4. Solve for z: We have a system of two variables now:

   • y - 2z = -3
   • 3y + z = 9

   Multiply the second equation by 2: 6y + 2z = 18. Add this to the first equation:

   7y = 15 => y = 15/7

5. Solve for other variables: Substitute y = 15/7 into y - 2z = -3 to find z. Then, substitute y and z into one of the original equations to solve for x.

6. Check your solution: Substitute the values of x, y, and z back into the original equations to verify the solution.

2. Substitution Method

The substitution method involves solving one equation for one variable and substituting that expression into the other two equations. This reduces the system to a system of two variables, which can then be solved using the same method or elimination.

Example:

Let's use the same system as before:

1. x + y + z = 6
2. 2x - y + z = 3
3. x + 2y - z = 3

Solution:

1. Solve for one variable: Solve equation (1) for x: x = 6 - y - z

2. Substitute: Substitute this expression for x into equations (2) and (3):

   • 2(6 - y - z) - y + z = 3
   • (6 - y - z) + 2y - z = 3

3. Simplify and solve the system of two variables:

   • 12 - 2y - 2z - y + z = 3 => -3y - z = -9
   • 6 - y - z + 2y - z = 3 => y - 2z = -3

   Now solve this system of two variables (using either substitution or elimination) to find y and z.

4. Substitute back: Substitute the values of y and z into x = 6 - y - z to find x.

5. Check your solution: Verify the solution by substituting the values of x, y, and z into all three original equations.

3. Using Matrices (Gaussian Elimination)

Gaussian elimination is a powerful method for solving systems of linear equations, especially when dealing with larger systems. It involves manipulating a matrix representing the system using row operations to transform it into a row-echelon form, from which the solution can be easily read.

Step 1: Create the augmented matrix. The augmented matrix represents the coefficients of the variables and the constants.

Step 2: Perform row operations. Use elementary row operations (swapping rows, multiplying a row by a non-zero constant, adding a multiple of one row to another) to transform the matrix into row-echelon form (or reduced row-echelon form).

Step 3: Back-substitution. Once in row-echelon form, use back-substitution to solve for the variables.

Example (using the same system):

The augmented matrix is:

[ 1  1  1 | 6 ]
[ 2 -1  1 | 3 ]
[ 1  2 -1 | 3 ]

Row operations are performed to get it into row-echelon form. This involves a series of steps to systematically eliminate variables, resulting in a triangular matrix. The process can be quite involved and requires careful attention to detail. Once in row-echelon form, back-substitution is used to solve for the variables.

Choosing the Right Method

The best method for solving a system of three variables depends on the specific equations.

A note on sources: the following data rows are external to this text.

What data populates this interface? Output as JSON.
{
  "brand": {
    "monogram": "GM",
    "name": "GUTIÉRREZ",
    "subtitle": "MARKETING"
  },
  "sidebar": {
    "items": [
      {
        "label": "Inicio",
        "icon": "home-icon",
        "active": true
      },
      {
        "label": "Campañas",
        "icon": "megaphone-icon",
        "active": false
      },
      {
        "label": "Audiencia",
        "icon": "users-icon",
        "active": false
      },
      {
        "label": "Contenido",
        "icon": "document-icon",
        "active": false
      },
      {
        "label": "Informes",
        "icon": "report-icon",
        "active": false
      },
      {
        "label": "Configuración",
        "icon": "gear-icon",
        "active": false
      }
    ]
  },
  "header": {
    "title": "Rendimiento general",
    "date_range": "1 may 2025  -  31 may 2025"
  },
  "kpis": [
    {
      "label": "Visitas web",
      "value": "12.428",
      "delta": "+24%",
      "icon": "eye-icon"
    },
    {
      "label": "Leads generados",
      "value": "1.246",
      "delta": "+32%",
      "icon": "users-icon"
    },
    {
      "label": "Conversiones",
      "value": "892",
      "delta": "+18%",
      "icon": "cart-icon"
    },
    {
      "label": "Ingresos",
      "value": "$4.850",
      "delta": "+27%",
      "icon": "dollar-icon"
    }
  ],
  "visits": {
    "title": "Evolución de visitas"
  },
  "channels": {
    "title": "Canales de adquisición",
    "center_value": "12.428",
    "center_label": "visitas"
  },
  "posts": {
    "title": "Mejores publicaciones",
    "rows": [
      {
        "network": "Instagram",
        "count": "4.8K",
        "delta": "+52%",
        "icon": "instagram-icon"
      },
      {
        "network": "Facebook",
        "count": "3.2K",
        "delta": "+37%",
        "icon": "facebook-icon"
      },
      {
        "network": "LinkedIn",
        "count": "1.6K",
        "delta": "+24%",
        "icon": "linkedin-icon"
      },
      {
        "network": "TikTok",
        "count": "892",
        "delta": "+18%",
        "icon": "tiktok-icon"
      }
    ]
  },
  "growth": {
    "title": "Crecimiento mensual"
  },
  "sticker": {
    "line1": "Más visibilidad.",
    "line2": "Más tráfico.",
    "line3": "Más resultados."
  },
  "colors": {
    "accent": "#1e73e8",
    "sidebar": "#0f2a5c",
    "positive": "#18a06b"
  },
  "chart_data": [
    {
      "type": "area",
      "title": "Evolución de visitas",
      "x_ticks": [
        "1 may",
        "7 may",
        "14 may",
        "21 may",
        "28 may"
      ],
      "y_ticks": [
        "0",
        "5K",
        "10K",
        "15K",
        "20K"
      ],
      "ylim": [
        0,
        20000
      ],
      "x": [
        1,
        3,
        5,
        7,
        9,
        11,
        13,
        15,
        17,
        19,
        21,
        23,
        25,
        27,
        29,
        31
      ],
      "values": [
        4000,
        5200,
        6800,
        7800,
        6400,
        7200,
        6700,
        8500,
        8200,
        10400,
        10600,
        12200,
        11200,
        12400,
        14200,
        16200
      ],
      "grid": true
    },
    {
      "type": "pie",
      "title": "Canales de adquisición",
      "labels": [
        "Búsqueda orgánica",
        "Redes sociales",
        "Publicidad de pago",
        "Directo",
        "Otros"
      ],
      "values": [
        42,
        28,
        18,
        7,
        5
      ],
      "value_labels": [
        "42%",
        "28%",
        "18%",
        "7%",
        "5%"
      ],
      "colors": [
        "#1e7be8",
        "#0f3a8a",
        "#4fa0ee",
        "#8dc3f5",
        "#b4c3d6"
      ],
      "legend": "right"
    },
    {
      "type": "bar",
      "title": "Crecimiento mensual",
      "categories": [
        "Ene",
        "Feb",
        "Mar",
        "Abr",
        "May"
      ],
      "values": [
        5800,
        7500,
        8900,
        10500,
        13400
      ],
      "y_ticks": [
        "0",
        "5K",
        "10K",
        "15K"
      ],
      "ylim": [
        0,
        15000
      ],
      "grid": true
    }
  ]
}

• Elimination: Works well when you can easily eliminate variables by adding or subtracting equations.
• Substitution: Useful when one variable is easily isolated in one of the equations.
• Matrices: Most efficient for larger systems or systems with more complicated coefficients. It's also a more systematic and less prone to errors approach, but requires a good understanding of matrix operations.

Handling Special Cases

Remember to consider special cases:

• Infinite Solutions: If during the elimination or substitution process, you arrive at an equation like 0 = 0, it indicates infinite solutions.
• No Solution: If you arrive at an equation like 0 = a non-zero number, it indicates no solution.

Mastering systems of three variables requires practice and patience. Start with simpler examples and gradually work your way up to more complex ones. By consistently applying these methods and understanding the underlying concepts, you'll be able to confidently solve any system of three variables. Remember to always check your solutions!